Back to skill
Skillv1.0.0
ClawScan security
Linkedin Page Publisher · ClawHub's context-aware review of the artifact, metadata, and declared behavior.
Scanner verdict
SuspiciousApr 21, 2026, 6:10 PM
- Verdict
- suspicious
- Confidence
- high
- Model
- gpt-5-mini
- Summary
- The skill's code and SKILL.md expect LinkedIn credentials and a local OAuth helper, but the registry metadata incorrectly declares no required environment variables — a provenance/metadata mismatch that you should resolve before installing.
- Guidance
- This skill appears to implement a legitimate LinkedIn Page publisher, but the registry metadata omits the required environment variables — do not trust the registry entry alone. Before installing: (1) review and confirm you are comfortable providing LINKEDIN_ACCESS_TOKEN and LINKEDIN_ORG_ID (and LINKEDIN_CLIENT_ID/CLIENT_SECRET only for running the OAuth helper); these are necessary to post as a Company Page and are powerful (w_organization_social allows creating posts as the org). (2) Verify the source and provenance (who published this skill) or run the code locally in an isolated environment first. (3) Keep client secret and tokens out of shared logs; the helper prints tokens to stdout, so capture/store them securely (e.g., a secrets manager or a file with tight permissions). (4) If you want the agent to post autonomously, restrict or rotate tokens and consider scoping tokens to a test page or limited privileges. (5) Ask the publisher to correct the registry metadata to declare required env vars so automated tooling and reviewers know the true credential needs.
Review Dimensions
- Purpose & Capability
- concernThe code and documentation implement exactly what the name/description claim (posting to a LinkedIn Company Page, handling media uploads and OAuth). However the registry metadata lists no required environment variables or primary credential, which is inconsistent with the SKILL.md and the scripts (which require LINKEDIN_ACCESS_TOKEN and LINKEDIN_ORG_ID and, for the OAuth helper, LINKEDIN_CLIENT_ID and LINKEDIN_CLIENT_SECRET). This metadata omission is suspicious because it hides the true credential requirements.
- Instruction Scope
- okThe SKILL.md and included scripts limit themselves to posting to LinkedIn, doing local OAuth (runs a localhost callback server), uploading local media files, and printing tokens to stdout for the user to store. There are no instructions to read unrelated system files, exfiltrate data to unknown endpoints, or access other skills' configs.
- Install Mechanism
- okThere is no network install step or archive download; the skill is distributed as source files and is instruction-only for installation. That lowers risk. The package includes a small Python CLI and library; no external install URLs or extract steps are present.
- Credentials
- concernThe runtime requires sensitive credentials: LINKEDIN_ACCESS_TOKEN and LINKEDIN_ORG_ID (and when running the helper, LINKEDIN_CLIENT_ID and LINKEDIN_CLIENT_SECRET).
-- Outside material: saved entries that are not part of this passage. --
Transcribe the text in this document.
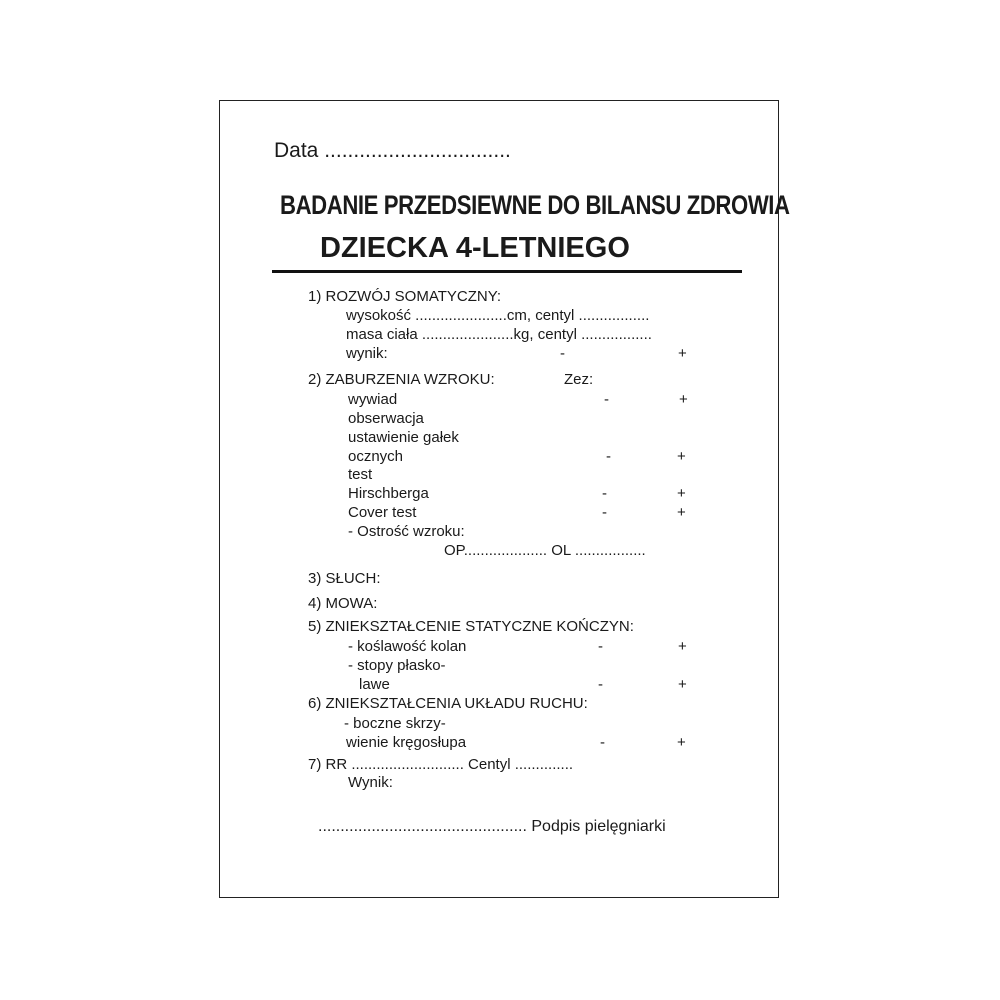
Data ................................
BADANIE PRZEDSIEWNE DO BILANSU ZDROWIA
DZIECKA 4-LETNIEGO
1) ROZWÓJ SOMATYCZNY:
wysokość ......................cm, centyl .................
masa ciała ......................kg, centyl .................
wynik:	-	+
2) ZABURZENIA WZROKU:	Zez:
wywiad	-	+
obserwacja
ustawienie gałek
ocznych	-	+
test
Hirschberga	-	+
Cover test	-	+
- Ostrość wzroku:
OP.................... OL .................
3) SŁUCH:
4) MOWA:
5) ZNIEKSZTAŁCENIE STATYCZNE KOŃCZYN:
- koślawość kolan	-	+
- stopy płasko-
lawe	-	+
6) ZNIEKSZTAŁCENIA UKŁADU RUCHU:
- boczne skrzy-
wienie kręgosłupa	-	+
7) RR ........................... Centyl ..............
Wynik:
............................................... Podpis pielęgniarki
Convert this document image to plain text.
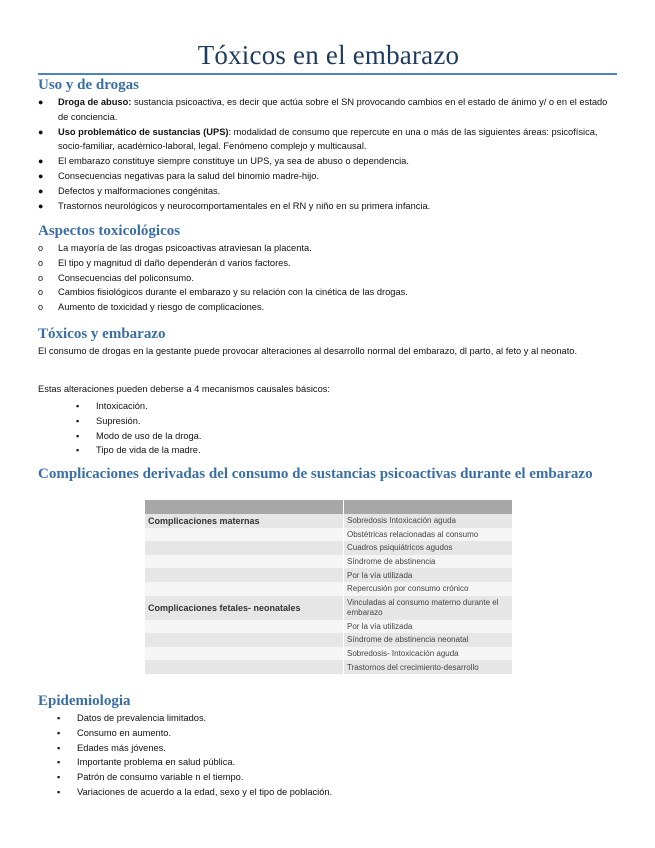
Tóxicos en el embarazo
Uso y de drogas
● Droga de abuso: sustancia psicoactiva, es decir que actúa sobre el SN provocando cambios en el estado de ánimo y/ o en el estado de conciencia.
● Uso problemático de sustancias (UPS): modalidad de consumo que repercute en una o más de las siguientes áreas: psicofísica, socio-familiar, académico-laboral, legal. Fenómeno complejo y multicausal.
● El embarazo constituye siempre constituye un UPS, ya sea de abuso o dependencia.
● Consecuencias negativas para la salud del binomio madre-hijo.
● Defectos y malformaciones congénitas.
● Trastornos neurológicos y neurocomportamentales en el RN y niño en su primera infancia.
Aspectos toxicológicos
o La mayoría de las drogas psicoactivas atraviesan la placenta.
o El tipo y magnitud dl daño dependerán d varios factores.
o Consecuencias del policonsumo.
o Cambios fisiológicos durante el embarazo y su relación con la cinética de las drogas.
o Aumento de toxicidad y riesgo de complicaciones.
Tóxicos y embarazo

El consumo de drogas en la gestante puede provocar alteraciones al desarrollo normal del embarazo, dl parto, al feto y al neonato.

Estas alteraciones pueden deberse a 4 mecanismos causales básicos:

▪ Intoxicación.
▪ Supresión.
▪ Modo de uso de la droga.
▪ Tipo de vida de la madre.
Complicaciones derivadas del consumo de sustancias psicoactivas durante el embarazo

Complicaciones maternas	Sobredosis Intoxicación aguda
	Obstétricas relacionadas al consumo
	Cuadros psiquiátricos agudos
	Síndrome de abstinencia
	Por la vía utilizada
	Repercusión por consumo crónico
Complicaciones fetales- neonatales	Vinculadas al consumo materno durante el embarazo
	Por la vía utilizada
	Síndrome de abstinencia neonatal
	Sobredosis- Intoxicación aguda
	Trastornos del crecimiento-desarrollo
Epidemiologia
▪ Datos de prevalencia limitados.
▪ Consumo en aumento.
▪ Edades más jóvenes.
▪ Importante problema en salud pública.
▪ Patrón de consumo variable n el tiempo.
▪ Variaciones de acuerdo a la edad, sexo y el tipo de población.
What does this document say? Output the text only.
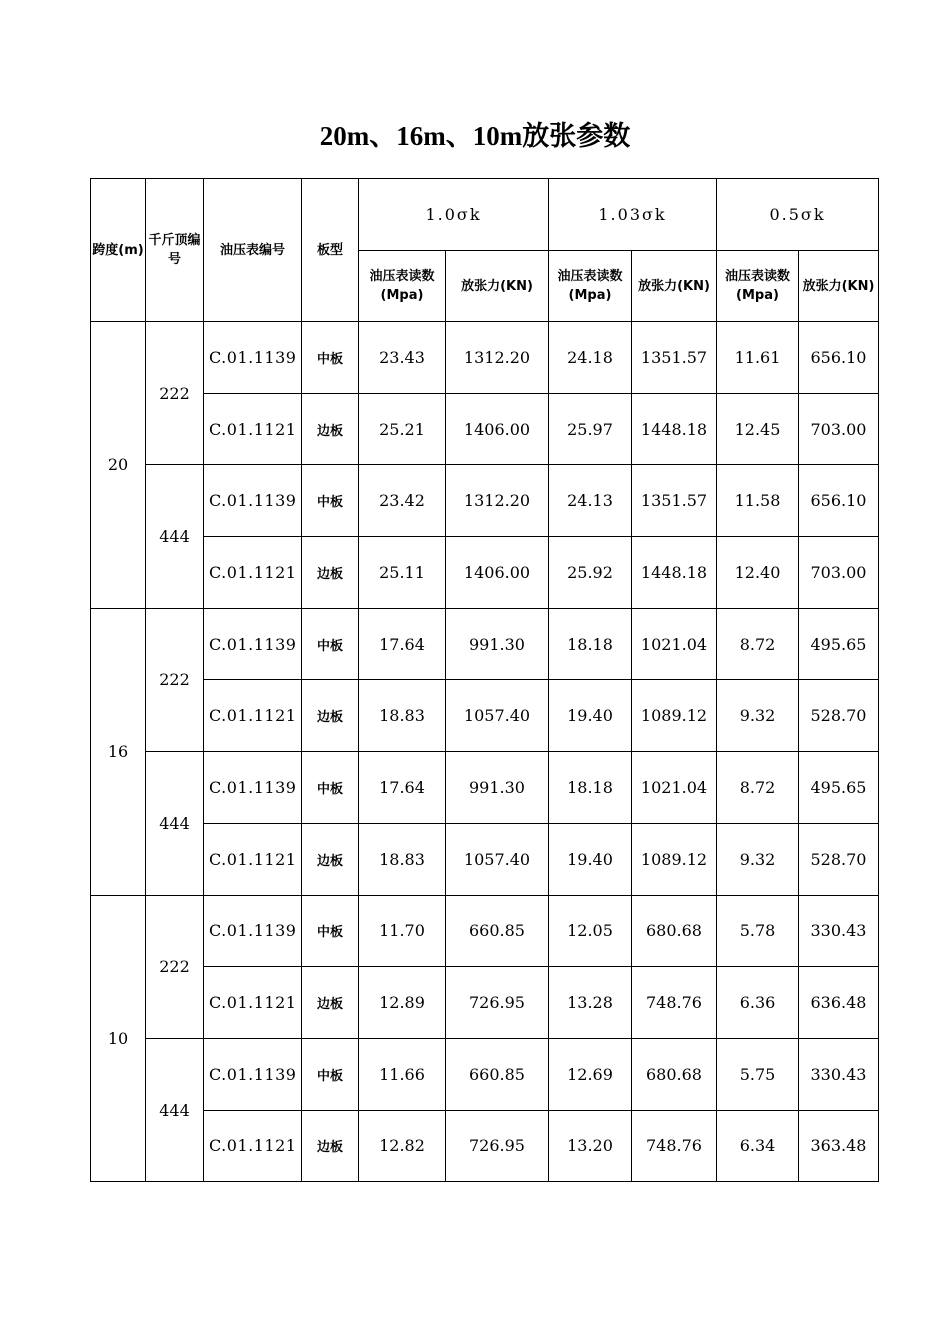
20m、16m、10m放张参数
跨度(m)	千斤顶编号	油压表编号	板型	1.0σk		1.03σk		0.5σk	
				油压表读数(Mpa)	放张力(KN)	油压表读数(Mpa)	放张力(KN)	油压表读数(Mpa)	放张力(KN)
20	222	C.01.1139	中板	23.43	1312.20	24.18	1351.57	11.61	656.10
		C.01.1121	边板	25.21	1406.00	25.97	1448.18	12.45	703.00
	444	C.01.1139	中板	23.42	1312.20	24.13	1351.57	11.58	656.10
		C.01.1121	边板	25.11	1406.00	25.92	1448.18	12.40	703.00
16	222	C.01.1139	中板	17.64	991.30	18.18	1021.04	8.72	495.65
		C.01.1121	边板	18.83	1057.40	19.40	1089.12	9.32	528.70
	444	C.01.1139	中板	17.64	991.30	18.18	1021.04	8.72	495.65
		C.01.1121	边板	18.83	1057.40	19.40	1089.12	9.32	528.70
10	222	C.01.1139	中板	11.70	660.85	12.05	680.68	5.78	330.43
		C.01.1121	边板	12.89	726.95	13.28	748.76	6.36	636.48
	444	C.01.1139	中板	11.66	660.85	12.69	680.68	5.75	330.43
		C.01.1121	边板	12.82	726.95	13.20	748.76	6.34	363.48
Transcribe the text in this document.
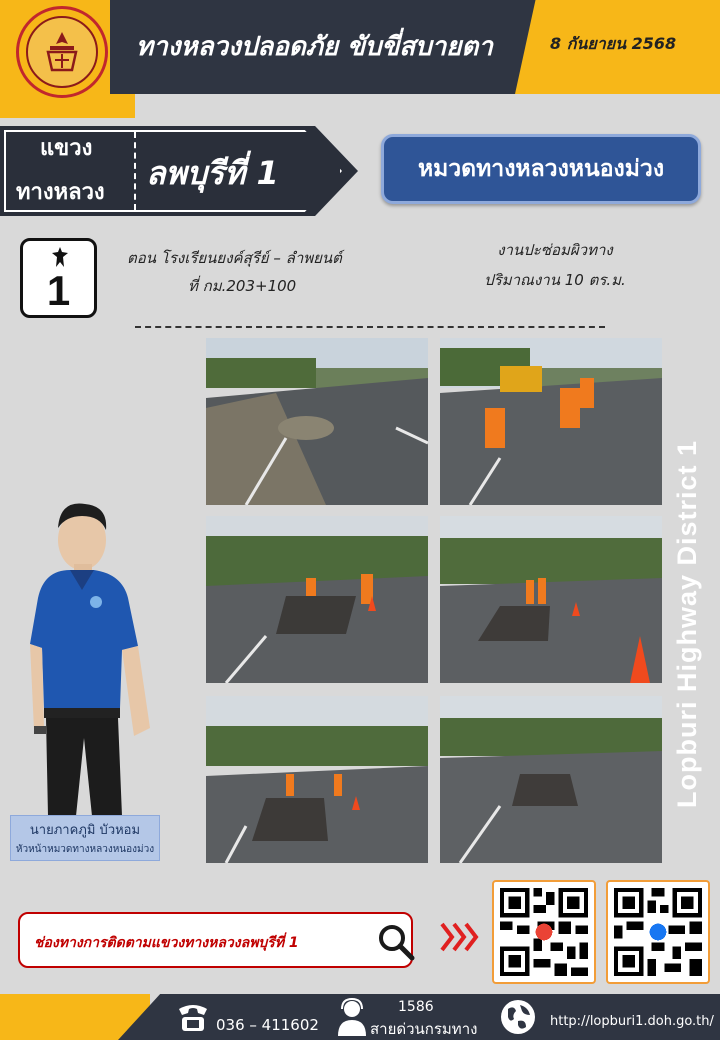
ทางหลวงปลอดภัย ขับขี่สบายตา	8 กันยายน 2568
แขวง
ทางหลวง
ลพบุรีที่ 1	หมวดทางหลวงหนองม่วง
1
ตอน โรงเรียนยงค์สุรีย์ – ลำพยนต์
ที่ กม.203+100
งานปะซ่อมผิวทาง
ปริมาณงาน 10 ตร.ม.
Lopburi Highway District 1
นายภาคภูมิ บัวหอม
หัวหน้าหมวดทางหลวงหนองม่วง
ช่องทางการติดตามแขวงทางหลวงลพบุรีที่ 1
036 – 411602
1586
สายด่วนกรมทาง	http://lopburi1.doh.go.th/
These are appropriate for the stated purpose, but the registry failed to declare them. The skill will print tokens to stdout and recommends exporting them into environment variables, so users must take care to store secrets securely. The absence of declared required env vars in the metadata is the main proportionality concern.
- Persistence & Privilege
- okThe skill does not request always:true and does not modify other skills or system-wide agent settings. It runs a temporary local HTTP server only for OAuth and otherwise acts as a user-invoked CLI/library. Autonomous model invocation is allowed (disable-model-invocation: false), which is the platform default; that combined with credential access increases blast radius but is not unusual for an integration skill.